Uitspraak
1.Procesverloop in cassatie
2.Beoordeling van het eerste cassatiemiddel
3.Beoordeling van de overige cassatiemiddelen
4.Beslissing
5 november 2024.
Hoge Raad
In deze zaak heeft de Hoge Raad op 5 november 2024 uitspraak gedaan in een cassatieprocedure tegen een arrest van het gerechtshof Arnhem-Leeuwarden. De verdachte, een 40-jarige man, was veroordeeld voor meermalen verkrachting van zijn 12-jarige stiefdochter. De verdediging had in hoger beroep verzocht om het horen van getuigen, waaronder de echtgenoot van een getuige die had verklaard dat het slachtoffer had gezegd dat de beschuldigingen onjuist waren. Het hof had dit verzoek afgewezen, omdat het niet noodzakelijk werd geacht. De Hoge Raad herhaalde relevante overwegingen uit eerdere arresten over de motiveringseisen voor getuigenverzoeken en oordeelde dat de afwijzing van het verzoek tot het horen van getuigen voldoende gemotiveerd was.

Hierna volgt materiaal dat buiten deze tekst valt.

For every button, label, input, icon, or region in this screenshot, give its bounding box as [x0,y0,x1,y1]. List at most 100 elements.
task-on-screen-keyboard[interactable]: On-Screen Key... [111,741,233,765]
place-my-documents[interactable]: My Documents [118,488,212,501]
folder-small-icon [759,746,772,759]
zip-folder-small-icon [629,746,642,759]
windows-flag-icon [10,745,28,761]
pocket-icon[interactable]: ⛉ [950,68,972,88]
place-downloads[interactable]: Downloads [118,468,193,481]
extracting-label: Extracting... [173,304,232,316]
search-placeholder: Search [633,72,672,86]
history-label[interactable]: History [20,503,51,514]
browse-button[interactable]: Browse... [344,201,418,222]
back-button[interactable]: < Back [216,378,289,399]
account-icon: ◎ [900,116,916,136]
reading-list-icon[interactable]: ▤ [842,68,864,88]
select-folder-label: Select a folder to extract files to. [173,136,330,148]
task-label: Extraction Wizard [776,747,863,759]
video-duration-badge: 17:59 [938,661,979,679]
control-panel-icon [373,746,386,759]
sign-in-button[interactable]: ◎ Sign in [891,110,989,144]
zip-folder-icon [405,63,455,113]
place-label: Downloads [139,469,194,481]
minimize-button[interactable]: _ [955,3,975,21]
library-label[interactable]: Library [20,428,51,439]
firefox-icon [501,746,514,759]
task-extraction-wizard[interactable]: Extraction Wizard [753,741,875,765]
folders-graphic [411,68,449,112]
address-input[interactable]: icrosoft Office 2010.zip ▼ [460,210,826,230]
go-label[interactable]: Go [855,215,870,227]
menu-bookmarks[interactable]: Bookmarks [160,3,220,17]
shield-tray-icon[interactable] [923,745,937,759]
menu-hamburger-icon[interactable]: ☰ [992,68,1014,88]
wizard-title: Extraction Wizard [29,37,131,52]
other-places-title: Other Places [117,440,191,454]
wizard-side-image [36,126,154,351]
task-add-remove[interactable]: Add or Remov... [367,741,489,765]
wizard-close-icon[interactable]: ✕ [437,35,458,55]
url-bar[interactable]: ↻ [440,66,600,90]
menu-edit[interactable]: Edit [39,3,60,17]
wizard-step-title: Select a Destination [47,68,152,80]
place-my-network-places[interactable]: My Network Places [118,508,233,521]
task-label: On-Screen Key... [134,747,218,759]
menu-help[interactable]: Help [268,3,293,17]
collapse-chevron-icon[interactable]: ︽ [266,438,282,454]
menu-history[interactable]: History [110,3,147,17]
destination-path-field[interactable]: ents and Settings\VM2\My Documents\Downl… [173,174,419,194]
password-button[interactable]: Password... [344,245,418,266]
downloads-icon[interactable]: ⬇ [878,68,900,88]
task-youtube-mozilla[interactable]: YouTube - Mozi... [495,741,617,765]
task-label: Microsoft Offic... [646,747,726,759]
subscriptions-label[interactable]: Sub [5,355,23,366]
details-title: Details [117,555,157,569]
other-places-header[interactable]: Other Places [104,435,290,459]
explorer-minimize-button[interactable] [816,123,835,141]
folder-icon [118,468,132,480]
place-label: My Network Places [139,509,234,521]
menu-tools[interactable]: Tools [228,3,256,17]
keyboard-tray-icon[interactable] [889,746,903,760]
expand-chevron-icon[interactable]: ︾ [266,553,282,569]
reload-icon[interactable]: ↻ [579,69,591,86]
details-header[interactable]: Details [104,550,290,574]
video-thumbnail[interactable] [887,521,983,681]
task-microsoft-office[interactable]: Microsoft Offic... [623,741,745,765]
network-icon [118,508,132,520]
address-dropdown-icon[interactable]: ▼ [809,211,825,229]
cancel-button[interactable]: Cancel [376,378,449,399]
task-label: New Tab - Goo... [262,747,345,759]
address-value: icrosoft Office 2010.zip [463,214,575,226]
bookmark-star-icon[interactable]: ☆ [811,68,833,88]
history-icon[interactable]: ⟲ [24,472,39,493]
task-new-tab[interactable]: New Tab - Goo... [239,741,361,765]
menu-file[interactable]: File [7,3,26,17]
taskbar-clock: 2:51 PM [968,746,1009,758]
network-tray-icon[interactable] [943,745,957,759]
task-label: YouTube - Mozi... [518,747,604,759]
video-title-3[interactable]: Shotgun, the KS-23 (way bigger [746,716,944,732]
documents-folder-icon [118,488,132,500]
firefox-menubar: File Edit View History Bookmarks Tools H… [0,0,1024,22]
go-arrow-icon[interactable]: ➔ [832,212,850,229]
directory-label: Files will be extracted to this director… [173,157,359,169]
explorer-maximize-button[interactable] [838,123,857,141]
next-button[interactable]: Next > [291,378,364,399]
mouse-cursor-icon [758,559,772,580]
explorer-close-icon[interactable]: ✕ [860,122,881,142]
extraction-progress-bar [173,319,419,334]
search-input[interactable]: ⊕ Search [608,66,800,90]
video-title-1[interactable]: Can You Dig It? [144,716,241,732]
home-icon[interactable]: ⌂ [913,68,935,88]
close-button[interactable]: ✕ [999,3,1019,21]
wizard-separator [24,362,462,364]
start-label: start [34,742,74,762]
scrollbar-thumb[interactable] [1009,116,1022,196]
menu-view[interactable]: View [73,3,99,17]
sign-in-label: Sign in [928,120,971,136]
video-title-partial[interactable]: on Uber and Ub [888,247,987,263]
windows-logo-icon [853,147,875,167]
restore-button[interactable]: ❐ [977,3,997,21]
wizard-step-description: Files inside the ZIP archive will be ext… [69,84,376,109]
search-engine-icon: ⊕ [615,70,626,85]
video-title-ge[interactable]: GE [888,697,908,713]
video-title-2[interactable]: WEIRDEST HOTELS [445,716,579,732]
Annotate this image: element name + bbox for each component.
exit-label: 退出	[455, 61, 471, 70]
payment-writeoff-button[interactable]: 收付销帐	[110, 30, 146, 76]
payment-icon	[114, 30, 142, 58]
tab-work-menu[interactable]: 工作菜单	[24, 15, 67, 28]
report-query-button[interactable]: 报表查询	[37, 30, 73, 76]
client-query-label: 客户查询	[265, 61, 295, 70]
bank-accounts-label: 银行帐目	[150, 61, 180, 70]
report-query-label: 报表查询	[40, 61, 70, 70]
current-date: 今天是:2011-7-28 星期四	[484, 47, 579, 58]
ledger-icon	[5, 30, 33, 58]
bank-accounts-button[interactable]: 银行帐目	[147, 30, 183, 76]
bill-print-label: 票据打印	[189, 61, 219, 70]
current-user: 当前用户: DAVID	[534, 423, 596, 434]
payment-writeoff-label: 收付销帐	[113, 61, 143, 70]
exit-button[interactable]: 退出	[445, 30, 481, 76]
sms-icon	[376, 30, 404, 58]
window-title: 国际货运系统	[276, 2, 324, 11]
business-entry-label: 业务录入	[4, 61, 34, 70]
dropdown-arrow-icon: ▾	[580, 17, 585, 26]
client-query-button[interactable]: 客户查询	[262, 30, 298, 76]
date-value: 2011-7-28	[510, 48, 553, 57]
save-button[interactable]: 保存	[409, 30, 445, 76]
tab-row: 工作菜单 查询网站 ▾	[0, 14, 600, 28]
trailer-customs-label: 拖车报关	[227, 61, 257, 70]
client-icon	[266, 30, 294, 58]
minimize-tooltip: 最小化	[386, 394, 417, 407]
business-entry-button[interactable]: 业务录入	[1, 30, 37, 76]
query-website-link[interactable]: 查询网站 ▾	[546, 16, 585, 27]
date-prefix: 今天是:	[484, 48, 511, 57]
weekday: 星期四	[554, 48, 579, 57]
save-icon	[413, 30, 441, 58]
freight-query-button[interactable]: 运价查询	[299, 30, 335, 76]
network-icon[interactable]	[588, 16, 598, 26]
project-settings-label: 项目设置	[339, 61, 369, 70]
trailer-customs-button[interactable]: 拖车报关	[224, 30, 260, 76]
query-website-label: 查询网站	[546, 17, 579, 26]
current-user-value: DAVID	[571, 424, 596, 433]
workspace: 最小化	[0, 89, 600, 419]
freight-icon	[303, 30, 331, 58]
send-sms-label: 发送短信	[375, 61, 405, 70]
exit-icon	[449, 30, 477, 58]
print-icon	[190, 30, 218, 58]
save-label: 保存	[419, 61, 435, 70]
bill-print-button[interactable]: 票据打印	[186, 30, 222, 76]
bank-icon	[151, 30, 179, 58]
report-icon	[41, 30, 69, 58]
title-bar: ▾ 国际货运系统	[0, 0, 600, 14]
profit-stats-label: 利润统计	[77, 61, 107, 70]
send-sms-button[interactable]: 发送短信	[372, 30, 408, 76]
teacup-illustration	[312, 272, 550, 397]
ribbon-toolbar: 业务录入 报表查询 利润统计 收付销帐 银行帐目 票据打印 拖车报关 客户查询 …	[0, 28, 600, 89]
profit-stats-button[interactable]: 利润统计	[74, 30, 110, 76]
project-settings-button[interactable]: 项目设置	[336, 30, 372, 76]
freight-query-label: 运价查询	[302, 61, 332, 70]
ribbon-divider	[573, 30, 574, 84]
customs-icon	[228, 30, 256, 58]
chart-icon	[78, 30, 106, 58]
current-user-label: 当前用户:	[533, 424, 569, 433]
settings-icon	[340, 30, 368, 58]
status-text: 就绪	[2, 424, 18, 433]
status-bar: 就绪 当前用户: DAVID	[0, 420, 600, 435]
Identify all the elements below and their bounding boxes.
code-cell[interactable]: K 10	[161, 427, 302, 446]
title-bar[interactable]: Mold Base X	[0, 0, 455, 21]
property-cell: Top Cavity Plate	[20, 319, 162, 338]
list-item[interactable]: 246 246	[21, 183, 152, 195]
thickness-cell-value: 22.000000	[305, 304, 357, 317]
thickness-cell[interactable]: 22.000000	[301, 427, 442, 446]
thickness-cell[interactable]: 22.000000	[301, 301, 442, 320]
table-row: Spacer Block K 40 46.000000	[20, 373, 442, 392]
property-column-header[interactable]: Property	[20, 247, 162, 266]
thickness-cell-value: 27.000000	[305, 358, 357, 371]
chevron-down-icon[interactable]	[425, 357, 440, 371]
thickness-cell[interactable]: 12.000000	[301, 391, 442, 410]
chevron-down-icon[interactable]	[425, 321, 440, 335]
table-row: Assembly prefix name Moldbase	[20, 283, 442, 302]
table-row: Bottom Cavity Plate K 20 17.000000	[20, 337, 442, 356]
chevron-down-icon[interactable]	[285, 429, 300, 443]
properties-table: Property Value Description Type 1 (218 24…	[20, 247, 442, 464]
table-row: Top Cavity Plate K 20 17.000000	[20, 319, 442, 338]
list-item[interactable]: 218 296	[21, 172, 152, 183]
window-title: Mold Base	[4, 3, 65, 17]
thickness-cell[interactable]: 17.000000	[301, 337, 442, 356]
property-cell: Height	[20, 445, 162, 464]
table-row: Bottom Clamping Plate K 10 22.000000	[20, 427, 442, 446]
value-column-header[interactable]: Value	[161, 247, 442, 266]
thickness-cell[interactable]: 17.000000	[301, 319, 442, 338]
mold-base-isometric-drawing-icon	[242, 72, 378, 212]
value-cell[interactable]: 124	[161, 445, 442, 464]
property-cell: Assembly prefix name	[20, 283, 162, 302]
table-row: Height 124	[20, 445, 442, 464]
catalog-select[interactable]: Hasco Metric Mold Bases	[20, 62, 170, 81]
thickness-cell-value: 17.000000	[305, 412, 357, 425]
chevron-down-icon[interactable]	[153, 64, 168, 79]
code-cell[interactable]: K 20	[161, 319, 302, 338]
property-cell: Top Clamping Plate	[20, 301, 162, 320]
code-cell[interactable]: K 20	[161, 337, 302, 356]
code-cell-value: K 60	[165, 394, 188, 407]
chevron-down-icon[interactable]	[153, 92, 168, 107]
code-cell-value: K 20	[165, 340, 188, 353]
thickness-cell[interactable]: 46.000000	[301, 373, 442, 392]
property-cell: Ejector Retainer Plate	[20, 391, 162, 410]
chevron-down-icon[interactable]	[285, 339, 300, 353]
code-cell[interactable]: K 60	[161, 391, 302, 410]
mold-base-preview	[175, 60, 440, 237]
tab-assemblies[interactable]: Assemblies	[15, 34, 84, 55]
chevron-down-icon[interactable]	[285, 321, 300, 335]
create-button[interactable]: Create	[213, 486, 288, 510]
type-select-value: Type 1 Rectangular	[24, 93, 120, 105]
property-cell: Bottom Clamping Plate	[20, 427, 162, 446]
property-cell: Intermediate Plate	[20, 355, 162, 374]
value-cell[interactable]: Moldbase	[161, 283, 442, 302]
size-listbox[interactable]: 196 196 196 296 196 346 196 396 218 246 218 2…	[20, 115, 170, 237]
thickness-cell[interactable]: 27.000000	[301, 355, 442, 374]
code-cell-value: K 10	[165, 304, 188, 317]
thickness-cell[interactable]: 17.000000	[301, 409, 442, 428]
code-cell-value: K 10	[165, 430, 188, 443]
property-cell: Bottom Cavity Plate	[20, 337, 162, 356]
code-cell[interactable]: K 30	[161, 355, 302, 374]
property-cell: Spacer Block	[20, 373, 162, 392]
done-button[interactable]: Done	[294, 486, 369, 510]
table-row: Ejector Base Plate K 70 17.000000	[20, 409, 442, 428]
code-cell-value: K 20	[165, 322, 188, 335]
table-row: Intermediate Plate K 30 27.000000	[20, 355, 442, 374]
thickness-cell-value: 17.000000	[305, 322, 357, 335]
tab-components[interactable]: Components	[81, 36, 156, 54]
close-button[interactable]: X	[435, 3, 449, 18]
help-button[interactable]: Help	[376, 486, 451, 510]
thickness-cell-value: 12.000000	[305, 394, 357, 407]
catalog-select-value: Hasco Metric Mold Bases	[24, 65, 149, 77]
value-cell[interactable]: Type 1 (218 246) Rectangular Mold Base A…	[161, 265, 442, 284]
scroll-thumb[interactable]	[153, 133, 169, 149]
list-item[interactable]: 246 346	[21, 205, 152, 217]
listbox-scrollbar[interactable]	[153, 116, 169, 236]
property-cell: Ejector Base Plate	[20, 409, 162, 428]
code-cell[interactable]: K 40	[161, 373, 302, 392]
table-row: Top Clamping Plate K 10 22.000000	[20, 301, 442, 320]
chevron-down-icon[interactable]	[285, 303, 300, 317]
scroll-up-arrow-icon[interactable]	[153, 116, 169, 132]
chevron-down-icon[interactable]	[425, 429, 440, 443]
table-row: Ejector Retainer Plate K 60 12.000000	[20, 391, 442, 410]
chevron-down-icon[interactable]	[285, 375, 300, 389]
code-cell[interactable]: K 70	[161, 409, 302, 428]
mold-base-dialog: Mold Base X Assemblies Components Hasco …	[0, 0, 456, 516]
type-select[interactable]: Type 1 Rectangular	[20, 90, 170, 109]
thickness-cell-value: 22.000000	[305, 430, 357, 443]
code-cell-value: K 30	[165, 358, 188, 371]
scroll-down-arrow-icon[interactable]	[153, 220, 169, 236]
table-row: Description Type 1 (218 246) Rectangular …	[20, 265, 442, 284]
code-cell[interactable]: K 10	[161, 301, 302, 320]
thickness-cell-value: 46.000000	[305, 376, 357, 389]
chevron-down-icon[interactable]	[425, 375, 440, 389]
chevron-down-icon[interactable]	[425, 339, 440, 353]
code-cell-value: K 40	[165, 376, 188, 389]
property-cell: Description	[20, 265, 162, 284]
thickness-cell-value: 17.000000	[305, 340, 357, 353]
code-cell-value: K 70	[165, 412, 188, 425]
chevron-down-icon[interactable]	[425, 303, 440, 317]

De Hoge Raad concludeerde dat de verdediging niet had aangetoond dat de getuige meer of anders zou kunnen verklaren dan al was gedaan. De Hoge Raad verwierp het cassatieberoep, waarbij werd vastgesteld dat de eerdere uitspraak van het hof niet getuigde van een onjuiste rechtsopvatting en niet onbegrijpelijk was.